13th November 2019, Mumbai | Speaker : Mr. Ranga Iyer & Mr. Kewal Handa

The Government of India has been working overtime to bring transparency in the working and management of corporate boards. The institution of Independent Directorship, over the course of last 5 years moving to achieve this statutory objective.

The tenth edition of “Perspective” a unique CXO round table panel discussion was organized by Sapphire Human Solution on 13th November 2019 at Grand Hyatt, Mumbai to discuss the opportunity to rise to a corporate board as an independent director. The Panel was lead by distinguished corporate leaders Mr. Ranga Iyer & Mr. Kewal Handa, joined by 18 other CEOs, Managing Directors, CXOs from companies of diverse industries.

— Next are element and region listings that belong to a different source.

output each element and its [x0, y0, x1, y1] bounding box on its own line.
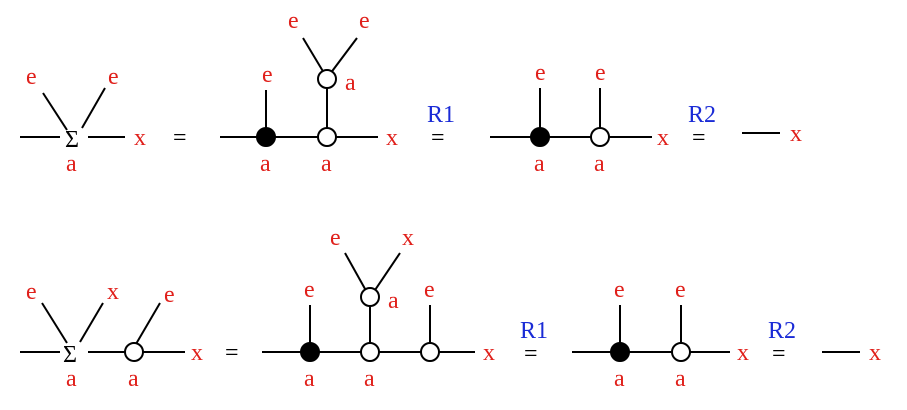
label-a: a: [321, 151, 332, 177]
open-node: [671, 342, 691, 362]
row2-term3: e e x a a: [572, 277, 749, 392]
edge: [81, 87, 106, 129]
equals-sign: =: [772, 341, 786, 367]
label-e: e: [26, 64, 37, 90]
open-node: [317, 127, 337, 147]
label-x: x: [134, 125, 146, 151]
label-e: e: [164, 282, 175, 308]
edge: [370, 252, 401, 297]
label-x: x: [657, 125, 669, 151]
label-x: x: [107, 279, 119, 305]
rule-r2: R2: [688, 102, 716, 128]
row2-term4: x: [822, 340, 881, 366]
row1-term3: e e x a a: [490, 60, 669, 177]
open-node: [360, 342, 380, 362]
label-x: x: [402, 225, 414, 251]
label-x: x: [386, 125, 398, 151]
label-e: e: [535, 60, 546, 86]
filled-node: [256, 127, 276, 147]
edge: [42, 92, 68, 131]
filled-node: [300, 342, 320, 362]
rule-r1: R1: [520, 318, 548, 344]
sigma-symbol: Σ: [63, 342, 77, 368]
open-node: [317, 69, 337, 89]
row2-term1-sigma: Σ e x e x a a: [20, 279, 203, 392]
open-node: [124, 342, 144, 362]
label-a: a: [534, 151, 545, 177]
label-a: a: [388, 288, 399, 314]
edge: [41, 302, 68, 344]
equals-sign: =: [173, 125, 187, 151]
edge: [79, 302, 104, 343]
label-e: e: [675, 277, 686, 303]
filled-node: [530, 127, 550, 147]
label-a: a: [66, 151, 77, 177]
label-a: a: [364, 366, 375, 392]
label-e: e: [108, 64, 119, 90]
label-a: a: [304, 366, 315, 392]
equals-sign: =: [524, 341, 538, 367]
equals-sign: =: [225, 340, 239, 366]
row-2-equation: Σ e x e x a a = e x e e a x a: [20, 225, 881, 392]
label-e: e: [595, 60, 606, 86]
rule-r1: R1: [427, 102, 455, 128]
equals-sign: =: [692, 125, 706, 151]
label-x: x: [790, 121, 802, 147]
label-e: e: [330, 225, 341, 251]
label-x: x: [869, 340, 881, 366]
label-a: a: [260, 151, 271, 177]
label-a: a: [345, 70, 356, 96]
label-e: e: [614, 277, 625, 303]
label-e: e: [288, 8, 299, 34]
filled-node: [610, 342, 630, 362]
label-a: a: [594, 151, 605, 177]
label-x: x: [483, 340, 495, 366]
label-a: a: [614, 366, 625, 392]
open-node: [360, 287, 380, 307]
equals-sign: =: [431, 125, 445, 151]
label-x: x: [191, 340, 203, 366]
label-x: x: [737, 340, 749, 366]
label-e: e: [262, 62, 273, 88]
row-1-equation: Σ e e x a = e e e a x a a R1 =: [20, 8, 802, 177]
sigma-symbol: Σ: [65, 127, 79, 153]
open-node: [590, 127, 610, 147]
label-e: e: [424, 277, 435, 303]
edge: [135, 302, 161, 345]
label-e: e: [26, 279, 37, 305]
row2-term2: e x e e a x a a: [262, 225, 495, 392]
row1-term1-sigma: Σ e e x a: [20, 64, 146, 177]
label-a: a: [66, 366, 77, 392]
row1-term2: e e e a x a a: [220, 8, 398, 177]
rule-r2: R2: [768, 318, 796, 344]
label-e: e: [304, 277, 315, 303]
label-a: a: [128, 366, 139, 392]
label-e: e: [359, 8, 370, 34]
row1-term4: x: [742, 121, 802, 147]
open-node: [420, 342, 440, 362]
label-a: a: [675, 366, 686, 392]
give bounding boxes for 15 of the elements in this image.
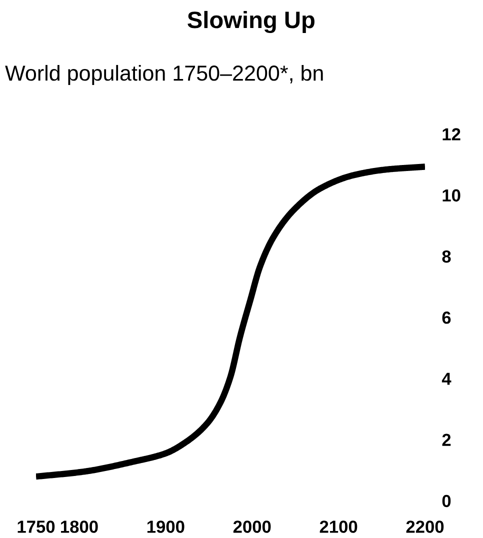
x-tick-label: 2000	[233, 520, 271, 533]
y-tick-label: 12	[442, 128, 460, 140]
y-tick-label: 0	[442, 494, 451, 508]
x-tick-label: 2100	[320, 520, 358, 533]
y-tick-label: 6	[442, 312, 451, 324]
chart-title: Slowing Up	[188, 10, 314, 34]
chart-subtitle: World population 1750–2200*, bn	[5, 64, 323, 86]
y-tick-label: 4	[442, 372, 452, 385]
x-tick-label: 1750	[18, 520, 55, 533]
y-tick-label: 8	[442, 250, 451, 263]
x-tick-label: 2200	[406, 520, 444, 533]
y-tick-label: 10	[442, 189, 460, 202]
x-tick-label: 1900	[147, 520, 184, 533]
x-tick-label: 1800	[61, 520, 98, 533]
y-tick-label: 2	[442, 434, 451, 446]
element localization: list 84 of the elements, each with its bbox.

The discussion covered composition of the boards, role of an Independent Directors, selection and appointment of the directors, Board Committees and their role. It is an advantage for the people who are already working as part of the executive management in a company as they have experience of managing a company and are already aware about the functioning of the board. The Government has now tightened the norms of who can become an independent director and also plans to implement a written test to prequalify the prospective candidates, this has lead to a big exodus of Independent directors, creating an opportunity for the current CXOs.

The developments in the boards of various companies over last couple of years triggered a heated discussion on the role of Independent Directors in bringing transparency and compliance to the board. Firstly the objective of one to become an independent director should be to bring the best practices and experience to the management of the board and secondly, one should be prepared to bring a change in the strategy and policy of the company & board, dominant attitude of the promoters in favor of a compliant & independent board. Thirdly one has to perform an advisory role to all the matters to reported to them.

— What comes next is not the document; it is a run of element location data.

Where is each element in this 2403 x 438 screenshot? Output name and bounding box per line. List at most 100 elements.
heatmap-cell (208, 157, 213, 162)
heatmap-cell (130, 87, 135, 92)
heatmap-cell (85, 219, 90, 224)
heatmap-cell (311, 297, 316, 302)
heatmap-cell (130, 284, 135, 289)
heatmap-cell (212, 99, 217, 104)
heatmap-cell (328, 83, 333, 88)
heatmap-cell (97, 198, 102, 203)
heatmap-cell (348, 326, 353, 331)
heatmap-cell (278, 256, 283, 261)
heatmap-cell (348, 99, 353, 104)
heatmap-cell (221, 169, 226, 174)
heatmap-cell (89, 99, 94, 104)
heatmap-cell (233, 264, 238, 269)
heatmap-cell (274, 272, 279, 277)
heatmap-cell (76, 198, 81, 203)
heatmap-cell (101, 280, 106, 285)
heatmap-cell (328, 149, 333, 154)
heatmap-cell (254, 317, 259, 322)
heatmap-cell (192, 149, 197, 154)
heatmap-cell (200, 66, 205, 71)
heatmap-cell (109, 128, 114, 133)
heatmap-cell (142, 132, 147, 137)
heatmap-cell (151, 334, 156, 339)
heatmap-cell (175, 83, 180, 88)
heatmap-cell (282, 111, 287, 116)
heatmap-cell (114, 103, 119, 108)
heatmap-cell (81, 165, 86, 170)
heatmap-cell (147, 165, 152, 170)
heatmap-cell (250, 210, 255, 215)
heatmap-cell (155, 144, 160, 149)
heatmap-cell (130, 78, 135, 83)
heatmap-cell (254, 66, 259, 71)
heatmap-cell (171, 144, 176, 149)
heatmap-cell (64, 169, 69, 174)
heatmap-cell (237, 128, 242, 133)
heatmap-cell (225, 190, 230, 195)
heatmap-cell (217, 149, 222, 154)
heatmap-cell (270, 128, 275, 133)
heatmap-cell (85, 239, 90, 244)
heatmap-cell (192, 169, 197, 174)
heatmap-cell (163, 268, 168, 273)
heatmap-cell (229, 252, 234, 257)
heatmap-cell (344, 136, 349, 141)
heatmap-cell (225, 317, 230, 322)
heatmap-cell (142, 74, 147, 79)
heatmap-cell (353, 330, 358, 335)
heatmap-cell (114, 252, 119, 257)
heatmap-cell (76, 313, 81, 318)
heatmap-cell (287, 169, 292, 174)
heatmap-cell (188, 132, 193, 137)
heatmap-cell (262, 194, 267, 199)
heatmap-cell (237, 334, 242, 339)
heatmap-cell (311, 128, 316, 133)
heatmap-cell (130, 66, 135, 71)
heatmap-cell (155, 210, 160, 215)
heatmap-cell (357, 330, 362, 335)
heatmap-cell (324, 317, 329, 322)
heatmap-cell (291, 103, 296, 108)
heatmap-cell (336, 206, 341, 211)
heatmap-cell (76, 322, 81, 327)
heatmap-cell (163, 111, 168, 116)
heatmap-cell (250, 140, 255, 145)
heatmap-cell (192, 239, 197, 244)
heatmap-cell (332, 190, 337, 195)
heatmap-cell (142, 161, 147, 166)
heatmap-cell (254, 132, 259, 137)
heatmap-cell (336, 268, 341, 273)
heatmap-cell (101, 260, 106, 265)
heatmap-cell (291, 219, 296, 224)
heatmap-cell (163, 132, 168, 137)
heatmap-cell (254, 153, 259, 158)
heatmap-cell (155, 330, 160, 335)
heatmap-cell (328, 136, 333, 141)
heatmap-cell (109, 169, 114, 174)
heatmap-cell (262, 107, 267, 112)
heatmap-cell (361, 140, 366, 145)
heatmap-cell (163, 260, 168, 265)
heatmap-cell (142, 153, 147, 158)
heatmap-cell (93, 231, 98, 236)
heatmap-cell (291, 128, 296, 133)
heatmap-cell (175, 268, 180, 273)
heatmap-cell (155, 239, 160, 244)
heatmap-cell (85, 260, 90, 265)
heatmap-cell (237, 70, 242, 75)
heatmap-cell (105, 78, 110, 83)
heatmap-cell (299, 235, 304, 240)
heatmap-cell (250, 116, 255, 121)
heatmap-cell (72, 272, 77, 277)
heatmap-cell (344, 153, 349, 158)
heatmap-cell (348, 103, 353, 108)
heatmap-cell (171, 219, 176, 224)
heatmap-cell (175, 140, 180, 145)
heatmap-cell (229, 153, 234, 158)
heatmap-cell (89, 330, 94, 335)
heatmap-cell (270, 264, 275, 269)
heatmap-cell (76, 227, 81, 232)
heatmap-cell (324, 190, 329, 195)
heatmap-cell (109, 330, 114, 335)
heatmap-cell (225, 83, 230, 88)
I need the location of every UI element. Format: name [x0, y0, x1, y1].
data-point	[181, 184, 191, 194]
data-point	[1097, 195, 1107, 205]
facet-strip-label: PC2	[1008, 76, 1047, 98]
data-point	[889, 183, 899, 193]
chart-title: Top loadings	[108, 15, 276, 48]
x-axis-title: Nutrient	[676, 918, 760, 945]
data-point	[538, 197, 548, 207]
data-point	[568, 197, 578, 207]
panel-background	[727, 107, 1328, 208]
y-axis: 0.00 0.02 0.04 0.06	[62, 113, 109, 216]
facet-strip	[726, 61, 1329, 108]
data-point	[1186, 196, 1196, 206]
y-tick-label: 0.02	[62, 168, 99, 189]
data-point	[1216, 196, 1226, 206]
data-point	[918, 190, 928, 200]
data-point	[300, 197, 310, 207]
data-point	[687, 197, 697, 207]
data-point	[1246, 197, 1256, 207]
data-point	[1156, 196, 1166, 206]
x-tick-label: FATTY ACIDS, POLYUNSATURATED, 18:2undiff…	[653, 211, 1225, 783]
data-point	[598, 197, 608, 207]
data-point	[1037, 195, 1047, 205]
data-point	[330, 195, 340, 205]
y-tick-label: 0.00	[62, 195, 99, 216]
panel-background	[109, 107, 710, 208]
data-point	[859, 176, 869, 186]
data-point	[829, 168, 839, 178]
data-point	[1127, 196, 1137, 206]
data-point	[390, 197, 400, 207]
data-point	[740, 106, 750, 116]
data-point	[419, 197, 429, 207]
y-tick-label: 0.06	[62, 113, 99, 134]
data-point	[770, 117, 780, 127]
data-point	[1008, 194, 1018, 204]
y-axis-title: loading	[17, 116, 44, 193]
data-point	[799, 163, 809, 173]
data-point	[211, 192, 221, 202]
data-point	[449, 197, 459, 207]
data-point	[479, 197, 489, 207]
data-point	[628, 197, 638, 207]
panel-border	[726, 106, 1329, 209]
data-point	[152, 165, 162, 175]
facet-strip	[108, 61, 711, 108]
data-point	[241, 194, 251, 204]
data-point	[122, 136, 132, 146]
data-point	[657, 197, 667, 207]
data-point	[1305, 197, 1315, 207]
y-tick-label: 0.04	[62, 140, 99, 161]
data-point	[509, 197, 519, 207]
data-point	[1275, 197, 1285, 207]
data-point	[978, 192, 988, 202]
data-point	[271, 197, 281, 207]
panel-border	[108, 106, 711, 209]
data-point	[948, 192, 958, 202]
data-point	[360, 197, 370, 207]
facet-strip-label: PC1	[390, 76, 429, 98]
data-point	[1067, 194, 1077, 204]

The role of committees were also discussed especially the audit committee, the CSR Committe and the nomination & remuneration committee(NRC), the matters related to compliance fall under the audit committee, selection of the members of the board and executive team is the domain of NRC. Companies now need to have an established whistleblower policy, in its absence, the concerns can be raised to the head of audit committee, who is always an independent director. The CSR committee, which is also led by an independent director, plays an important role in deciding the CSR initiatives to be undertaken by the company.

The institution of independent directorship needs to be built like a community so as to bring in values and consciousness to the working of a board as well as best practices from across the globe. The success of a board will percolate into the values systems of a company.